"Я спрошу у вас, разве вы знаете хоть одного человека, рожденного под русским небом и умеющего читать по-русски, и чтобы ни разу в жизни и ни одна строка пушкинской поэзии не заставила его сердце хоть на минуту забиться сильнее обыкновенного?
Вот из этих-то непосредственных и живых впечатлений пушкинской поэзии и слагается настоящее торжество его памяти...
Гуманность Пушкина была явлением высшего порядка; она не дразнила воображения картинами нищеты и страдания, и туманом слез не заволакивала сознания: её источник был не в мягкосердечии, а в понимании и чувстве справедливости. И гуманность была, конечно, врожденной чертой избранной натуры Пушкина.

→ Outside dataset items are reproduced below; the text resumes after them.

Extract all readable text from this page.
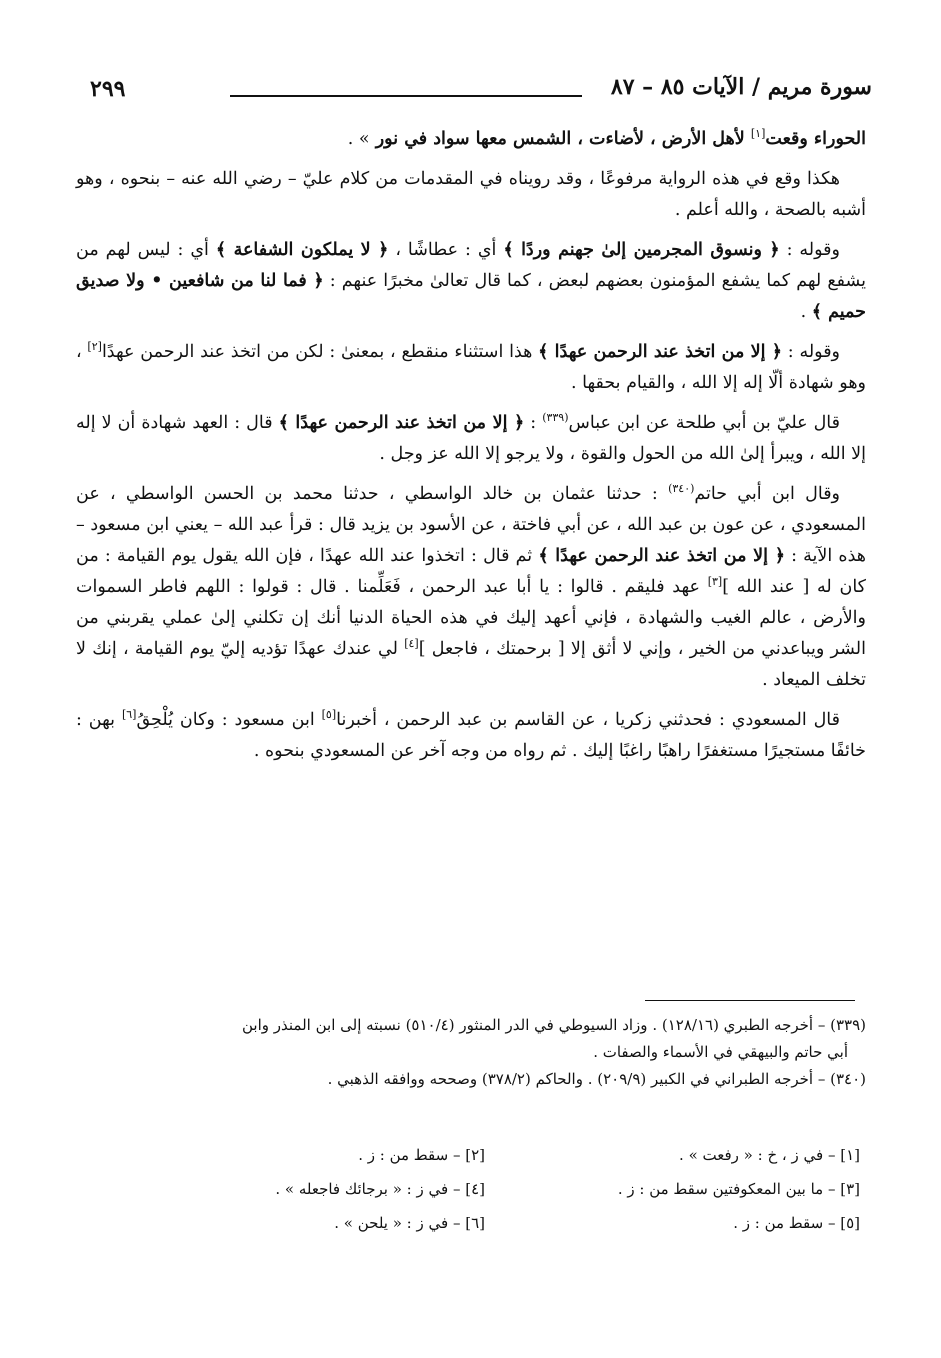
٢٩٩	سورة مريم / الآيات ٨٥ – ٨٧

الحوراء وقعت[١] لأهل الأرض ، لأضاءت ، الشمس معها سواد في نور » .

هكذا وقع في هذه الرواية مرفوعًا ، وقد رويناه في المقدمات من كلام عليّ – رضي الله عنه – بنحوه ، وهو أشبه بالصحة ، والله أعلم .

وقوله : ﴿ ونسوق المجرمين إلىٰ جهنم وردًا ﴾ أي : عطاشًا ، ﴿ لا يملكون الشفاعة ﴾ أي : ليس لهم من يشفع لهم كما يشفع المؤمنون بعضهم لبعض ، كما قال تعالىٰ مخبرًا عنهم : ﴿ فما لنا من شافعين • ولا صديق حميم ﴾ .

وقوله : ﴿ إلا من اتخذ عند الرحمن عهدًا ﴾ هذا استثناء منقطع ، بمعنىٰ : لكن من اتخذ عند الرحمن عهدًا[٢] ، وهو شهادة ألّا إله إلا الله ، والقيام بحقها .

قال عليّ بن أبي طلحة عن ابن عباس$^{(٣٣٩)}$ : ﴿ إلا من اتخذ عند الرحمن عهدًا ﴾ قال : العهد شهادة أن لا إله إلا الله ، ويبرأ إلىٰ الله من الحول والقوة ، ولا يرجو إلا الله عز وجل .

وقال ابن أبي حاتم$^{(٣٤٠)}$ : حدثنا عثمان بن خالد الواسطي ، حدثنا محمد بن الحسن الواسطي ، عن المسعودي ، عن عون بن عبد الله ، عن أبي فاختة ، عن الأسود بن يزيد قال : قرأ عبد الله – يعني ابن مسعود – هذه الآية : ﴿ إلا من اتخذ عند الرحمن عهدًا ﴾ ثم قال : اتخذوا عند الله عهدًا ، فإن الله يقول يوم القيامة : من كان له [ عند الله ][٣] عهد فليقم . قالوا : يا أبا عبد الرحمن ، فَعَلِّمنا . قال : قولوا : اللهم فاطر السموات والأرض ، عالم الغيب والشهادة ، فإني أعهد إليك في هذه الحياة الدنيا أنك إن تكلني إلىٰ عملي يقربني من الشر ويباعدني من الخير ، وإني لا أثق إلا [ برحمتك ، فاجعل ][٤] لي عندك عهدًا تؤديه إليّ يوم القيامة ، إنك لا تخلف الميعاد .

قال المسعودي : فحدثني زكريا ، عن القاسم بن عبد الرحمن ، أخبرنا[٥] ابن مسعود : وكان يُلْحِقُ[٦] بهن : خائفًا مستجيرًا مستغفرًا راهبًا راغبًا إليك . ثم رواه من وجه آخر عن المسعودي بنحوه .

(٣٣٩) – أخرجه الطبري (١٢٨/١٦) . وزاد السيوطي في الدر المنثور (٥١٠/٤) نسبته إلى ابن المنذر وابن

أبي حاتم والبيهقي في الأسماء والصفات .

(٣٤٠) – أخرجه الطبراني في الكبير (٢٠٩/٩) . والحاكم (٣٧٨/٢) وصححه ووافقه الذهبي .

[١] – في ز ، خ : « رفعت » .
[٢] – سقط من : ز .
[٣] – ما بين المعكوفتين سقط من : ز .
[٤] – في ز : « برجائك فاجعله » .
[٥] – سقط من : ز .
[٦] – في ز : « يلحن » .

Но кто же мы, кто читатели Пушкина? Поэт мечтал когда-то о "народной тропе" к своему "нерукотворному памятнику", т. е. поэзии,- и время пролагает эту тропу..." (Иннокентий Анненский).
"Ja sproshu u vas, razve vy znaete khot odnogo cheloveka, rozhdennogo pod russkim nebom i umejuschego chitat po-russki, i chtoby ni razu v zhizni i ni odna stroka pushkinskoj poezii ne zastavila ego serdtse khot na minutu zabitsja silnee obyknovennogo?
Vot iz etikh-to neposredstvennykh i zhivykh vpechatlenij pushkinskoj poezii i slagaetsja nastojaschee torzhestvo ego pamjati...
Gumannost Pushkina byla javleniem vysshego porjadka; ona ne draznila voobrazhenija kartinami nischety i stradanija, i tumanom slez ne zavolakivala soznanija: ejo istochnik byl ne v mjagkoserdechii, a v ponimanii i chuvstve spravedlivosti. I gumannost byla, konechno, vrozhdennoj chertoj izbrannoj natury Pushkina.
No kto zhe my, kto chitateli Pushkina? Poet mechtal kogda-to o "narodnoj trope" k svoemu "nerukotvornomu pamjatniku", t. e. poezii,- i vremja prolagaet etu tropu..." (Innokentij Annenskij).